Die Lage in Ghana sei heute wieder etwas besser, doch die Inflation weiterhin hoch. Dennoch konnten die Projekte Erfolge verbuchen. „Es ist schon etwas Besonderes, dass es unseren Verein und vor allem die drei Projekte in Ghana so lange gibt“, freute sich der Vorsitzende. Alle drei Projekte werden von gemeinnützigen Vereinen geführt. Bei WOM habe der Träger zudem eine Art gemeinnützige GmbH gegründet. Sie ermögliche mehr wirtschaftlichen Verkauf eigener Produkte und damit eine bessere Eigenfinanzierung der Arbeit. „Das läuft relativ erfolgreich.“ Hergestellt würden vor allem Kosmetikprodukte wie Sheabutter und schwarze Seife. Aber auch Stoffe zu weben und zu schneidern sei im Angebot. Die Kunden säßen vor allem in Ghana und den Nachbarländern, die alle relativ arm sind. Um zu bestehen, müsse man immer wieder neue Produkte entwickeln. Ein Export der Waren nach Europa sei wegen des großen Aufwands nicht möglich.
Beim Projekt Fistrad sei ein Computerraum eingerichtet worden, den die jungen Leute für ihre Ausbildung nutzen können. Dort steht eine Internetverbindung zur Verfügung, die unter Aufsicht der Lehrer genutzt werden kann. Diese sei aber nicht so gut und stabil. In einer Live-Schaltung via Videokonferenz berichtete Richard Alando, Leiter von Fistrad, beim Ghanatag, man müsse neue Schulbücher für die Bibliothek anschaffen, da der Bestand nicht mehr aktuell genug für die Lehrpläne sei.
Seit Bestehen des Vereins rund 700 .000 Euro gespendet
Bei WOM und Fistrad trägt man zu 30 bis 40 Prozent zu deren Jahresetat bei, erklärte Finger.
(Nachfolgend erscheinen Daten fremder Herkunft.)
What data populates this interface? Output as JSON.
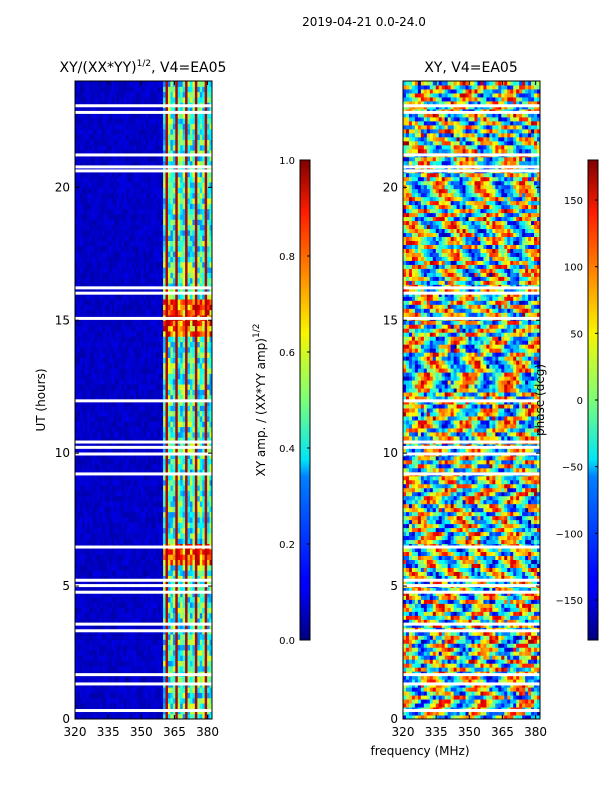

Pro Jahr könne man zusammengenommen etwa 30 .000 bis 40. 000 Euro für alle drei Projekte spenden. „Seit Bestehen des Vereins waren es rund 700 .000 Euro insgesamt.“ Wichtig sei seinem Verein der direkte Kontakt und die Rückmeldung aus den Projekten vor Ort. Paul hat inzwischen etwa 25 Mitglieder und 60 Unterstützer, die regelmäßig spenden. Die Zahl der Unterstützer sei in den letzten fünf Jahren leicht gestiegen. Bei der Spendenentwicklung liege man zehn bis 20 Prozent unter den Werten der Zeit vor der Pandemie, erklärte Finger.
Beim Ghanatag berichtete Xaver Mayer von seinem Aufenthalt in Ghana. Im Rahmen seines ehrenamtlichen Engagements für den „Senior Expert Service“ kümmerte sich der pensionierte Rundfunktechniker im Frühjahr 2023 um die Radiostation von Fistrad. Er berichtete, dass an der Radiostation Maßnahmen für die Sicherheit von Technik und Personal angegangen werden müssen. Dazu gehöre Schutz vor Hitze und Staub der Geräte in den Räumen und die Schaffung einer Erdung und eines Blitzschutzes. Die Kosten für die Maßnahmen bezifferte er auf 8.000 bis 10. 000 Euro. Es sei ein Förderantrag bei der deutschen Botschaft in Ghana gestellt worden. Diese habe Bereitschaft signalisiert. Die verbindliche Förderzusage und -höhe stehen aber noch aus. Während seines fünfwöchigen Aufenthalts schulte Mayer das Team vor Ort in Themen rund um Technik und Moderation.
Aus Großbritannien zum Ghanatag angereist war Nick O‘Neal. Er gehört zu einer Organisation, die ebenfalls Fistrad unterstützt. Er berichtete über die Entstehung und Arbeit der Organisation in Großbritannien und warb für weitere Unterstützung der Projekte in Ghana.